Période d'inactivité pour mon cheval


Période d'inactivité pour mon cheval

« Que se passe-t-il si je ne monte pas mon cheval pendant quelque temps ? Mon cheval va-t-il perdre ses acquis ? »

Je rencontre beaucoup de personnes qui craignent la période hivernale car elles n'ont pas la possibilité de monter leurs chevaux. En effet, sans les infrastructures nécessaires, il est parfois difficile de monter son cheval car les jours sont plus courts, les terrains en mauvais état, la motivation du cavalier de loisir pas toujours là quand il pleut,...).

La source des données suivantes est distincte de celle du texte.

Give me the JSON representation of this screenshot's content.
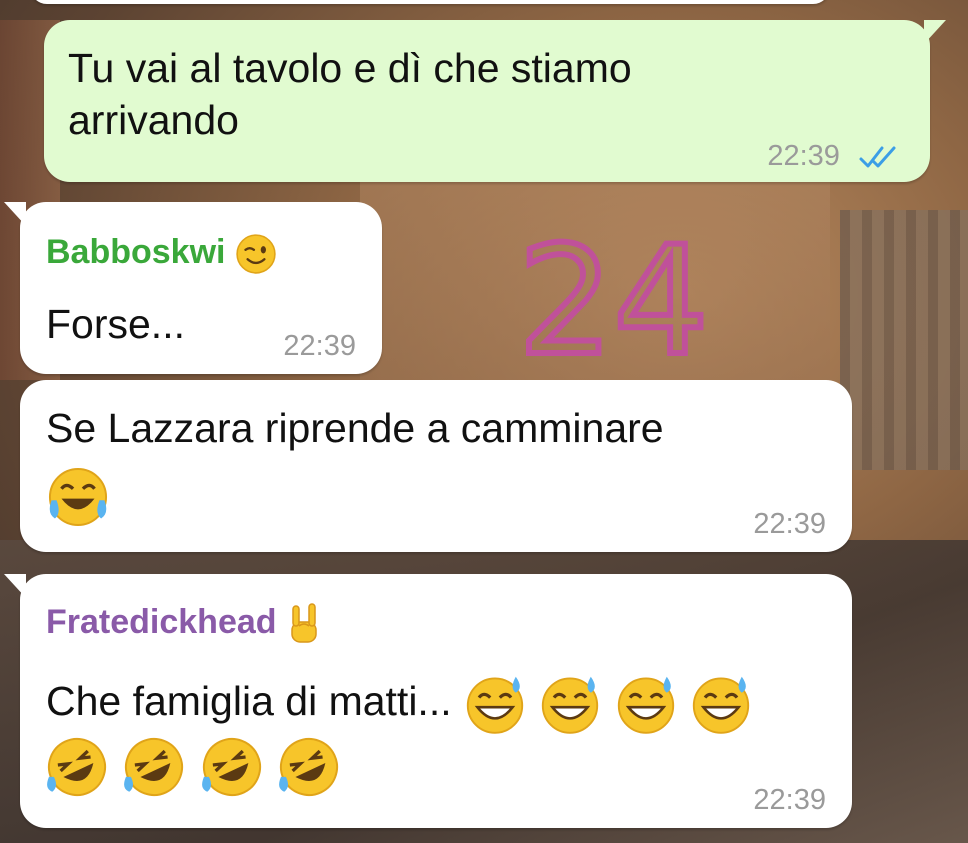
{
  "sticker_text": "24",
  "colors": {
    "outgoing_bubble": "#e1fbd0",
    "incoming_bubble": "#ffffff",
    "sender1": "#3aa83a",
    "sender2": "#8a5aa8",
    "read_ticks": "#3b9ee6",
    "handwriting": "#c0519a"
  },
  "messages": [
    {
      "direction": "outgoing",
      "lines": [
        "Tu vai al tavolo e dì che stiamo",
        "arrivando"
      ],
      "time": "22:39",
      "status_icon": "double-check-read-icon"
    },
    {
      "direction": "incoming",
      "sender": "Babboskwi",
      "sender_emoji": "winking-face-icon",
      "text": "Forse...",
      "time": "22:39"
    },
    {
      "direction": "incoming",
      "text": "Se Lazzara riprende a camminare",
      "emojis": [
        "face-with-tears-of-joy-icon"
      ],
      "time": "22:39"
    },
    {
      "direction": "incoming",
      "sender": "Fratedickhead",
      "sender_emoji": "sign-of-horns-icon",
      "text": "Che famiglia di matti...",
      "emojis_line1": [
        "grinning-face-with-sweat-icon",
        "grinning-face-with-sweat-icon",
        "grinning-face-with-sweat-icon",
        "grinning-face-with-sweat-icon"
      ],
      "emojis_line2": [
        "rolling-on-floor-laughing-icon",
        "rolling-on-floor-laughing-icon",
        "rolling-on-floor-laughing-icon",
        "rolling-on-floor-laughing-icon"
      ],
      "time": "22:39"
    }
  ]
}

Dressage de base : débourrage et monte en extérieur en trois allures

Il faut distinguer deux sortes d'acquis :

  • ceux qui relèvent de l'entraînement : la musculature et l'endurance que le cheval a développé avec le travail.
    Il est évident qu'après une pause de plusieurs semaines, le cheval n'a plus la même condition physique qu'au moment où nous l'avons laissé. Il est important de reprendre le travail progressivement (avoir un programme adapté : ne pas repartir directement en randonnée pendant quatre heures par exemple). La musculature fond plus vite qu'elle ne se développe. De plus, un cheval doit travailler. Une sortie par semaine de deux heures ne correspond pas à un travail régulier. Elle entretient le plaisir de l'homme mais ne développe pas la forme physique du cheval.
  • ceux qui relèvent de la technique : débourrage, désensibilisation à différentes stimulations,.....
    Un cheval ne perd pas ses acquis techniques lorsqu'il n'est pas monté. Il est parfois nécessaire de faire un programme de révisions : vérifier que les boutons fonctionnent en liberté et à pied avant de remonter pour la première fois. C'est une question de bon sens et de sécurité. Vous pouvez laisser votre cheval au repos pendant plusieurs mois et le resseller ensuite . Le cheval islandais s'adaptera mais c'est une question d'éthique.

Les allures du cheval islandais

Le cheval islandais va entamer sa saison en se déplaçant de façon naturelle (ce qui est le plus facile pour lui).
Ensuite, il faut distinguer deux cas de figures:

  • le travail d'une allure défectueuse : Le travail spécifique réalisé pour améliorer une allure sera perdu ou presque si le cheval reste au repos pendant tout un hiver. Citons l'exemple d'un cheval qui tölt amblé, il va falloir reprendre le travail de détente et d'assouplissement pour arriver à retrouver un tölt clair.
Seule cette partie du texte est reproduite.